The classroom shuffled. Chairs scraped against the wooden floor—shre-eeeak—a sound that set his teeth on edge. Children moved where they were told, small hands clasped over their heads, backs pressed against walls that suddenly felt paper-thin.

"This is not a game," he continued, forcing a steadiness into his voice that his racing heart didn't feel. "You don't run unless you're told. You don't open doors. You don't look outside."

Udon's goggles were fogged with nervous breath. Moegi's hands shook so badly she couldn't keep them flat against her hair.

"I don't want to be brave," Moegi whispered, her voice barely a thread in the silent room.

Iruka heard it anyway. He felt a sharp, sympathetic pang in his chest, a weight of responsibility that felt like lead.

None of them wanted to be brave. Not really.

This drill wasn't about heroics. There were no flashy techniques, no winners, no losers. There were only procedures for when the world went wrong too fast to fix.

Ibiki Morino appeared at the doorway like a shadow given solid, scarred shape. He didn't smile. He didn't offer a word of comfort. He scanned the corners, the windows, and the ceiling joints with an efficient, clinical detachment.

"Perimeter clear," Ibiki said, his voice a low, gravelly rumble. "For now."

For now did a lot of heavy lifting.

Iruka nodded, his throat dry. "Thank you."

Ibiki was already gone, his heavy footsteps fading down the hallway—thump, thump, thump.

Iruka crouched down, lowering himself to the children's level. He softened his face, masking the exhaustion behind a teacher's smile, even as his lungs burned with a tight, anxious heat.

"You're doing well," he said. "Being scared doesn't mean you're failing, Moegi. It means you're paying attention."

He absorbed their fear like a sponge, letting the cold weight of it soak into his own bones so they didn't have to carry it. He'd take it home with him later. He always did.

Smoke curled into the evening air, thin and deliberate.

Asuma leaned against the rooftop railing, his lighter snapping shut with a sharp clack that carried too much force.
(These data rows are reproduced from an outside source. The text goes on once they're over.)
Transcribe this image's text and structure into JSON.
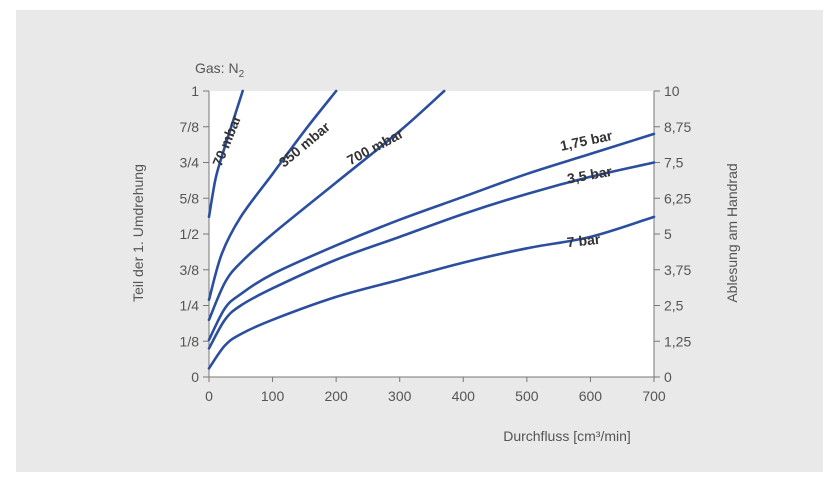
{
  "chart_data": {
    "type": "line",
    "gas_label": "Gas: N",
    "gas_subscript": "2",
    "xlabel": "Durchfluss [cm³/min]",
    "ylabel_left": "Teil der 1. Umdrehung",
    "ylabel_right": "Ablesung am Handrad",
    "xlim": [
      0,
      700
    ],
    "ylim": [
      0,
      1
    ],
    "x_ticks": [
      "0",
      "100",
      "200",
      "300",
      "400",
      "500",
      "600",
      "700"
    ],
    "y_ticks_left": [
      "0",
      "1/8",
      "1/4",
      "3/8",
      "1/2",
      "5/8",
      "3/4",
      "7/8",
      "1"
    ],
    "y_ticks_right": [
      "0",
      "1,25",
      "2,5",
      "3,75",
      "5",
      "6,25",
      "7,5",
      "8,75",
      "10"
    ],
    "grid": false,
    "colors": {
      "line": "#2b4f9e",
      "panel": "#e9e9e9",
      "plot": "#ffffff"
    },
    "series": [
      {
        "name": "70 mbar",
        "x": [
          0,
          10,
          20,
          30,
          40,
          53
        ],
        "y": [
          0.56,
          0.69,
          0.77,
          0.84,
          0.91,
          1.0
        ]
      },
      {
        "name": "350 mbar",
        "x": [
          0,
          20,
          50,
          100,
          150,
          200
        ],
        "y": [
          0.27,
          0.43,
          0.56,
          0.71,
          0.86,
          1.0
        ]
      },
      {
        "name": "700 mbar",
        "x": [
          0,
          25,
          50,
          100,
          200,
          300,
          370
        ],
        "y": [
          0.2,
          0.33,
          0.4,
          0.5,
          0.68,
          0.86,
          1.0
        ]
      },
      {
        "name": "1,75 bar",
        "x": [
          0,
          25,
          50,
          100,
          200,
          300,
          400,
          500,
          600,
          700
        ],
        "y": [
          0.13,
          0.24,
          0.29,
          0.36,
          0.46,
          0.55,
          0.63,
          0.71,
          0.78,
          0.85
        ]
      },
      {
        "name": "3,5 bar",
        "x": [
          0,
          25,
          50,
          100,
          200,
          300,
          400,
          500,
          600,
          700
        ],
        "y": [
          0.1,
          0.2,
          0.25,
          0.31,
          0.41,
          0.49,
          0.57,
          0.64,
          0.7,
          0.75
        ]
      },
      {
        "name": "7 bar",
        "x": [
          0,
          25,
          50,
          100,
          200,
          300,
          400,
          500,
          600,
          700
        ],
        "y": [
          0.03,
          0.11,
          0.15,
          0.2,
          0.28,
          0.34,
          0.4,
          0.45,
          0.49,
          0.56
        ]
      }
    ]
  }
}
His hand shook—just a tremor, a microbeat of instability. He pretended it was the wind.

Kurenai stepped beside him without speaking. The air around her smelled of the cold evening and a faint, floral scent that shouldn't have been there. She held out the paper flower.

Asuma stared at the blue creases for a long moment, then let out a humorless, dry breath.

"That's... thoughtful. In a deeply upsetting way."

"She was here," Kurenai said, her voice as flat as the horizon. "In my apartment."

He didn't ask who. He didn't need to.

"Not to fight," she continued. "Just to prove she could."

Asuma took a long drag, the cherry of his cigarette glowing a fierce, angry red. He squinted as he exhaled, the smoke stinging his eyes.

"Then we're looking at the wrong buildings."

Kurenai glanced at him, her brow furrowed.

"They don't want the tower," Asuma said, gesturing toward the Hokage's office. "They want the people who think they're safe. They want the places that make the village feel normal."

Morale. The invisible infrastructure. If you break the sense of home, the walls don't matter.

From the edge of the roof, a small figure shifted.

Konohamaru had been there the whole time, tucked behind a water tank. Asuma noticed him and didn't sigh, didn't snap. He flicked a bit of ash aside and beckoned with two fingers.

"If you're going to watch," he said, his voice softening, "watch properly."

Konohamaru approached, his eyes wide and far too serious for a boy his age. It was a look that didn't belong on his face yet—a heavy, aged stare.

Asuma crouched slightly, meeting the boy halfway.

"This is what adults do when they're scared," he said lightly, though the words tasted like iron. "We stand somewhere high and pretend we're just thinking."

Konohamaru swallowed hard and nodded, his small fists clenched at his sides.

Below them, the village carried on—shops shuttering their doors with a heavy thud, streetlamps flickering to life, children being ushered inside by parents who still believed in the walls.

Soft targets, still breathing. For now.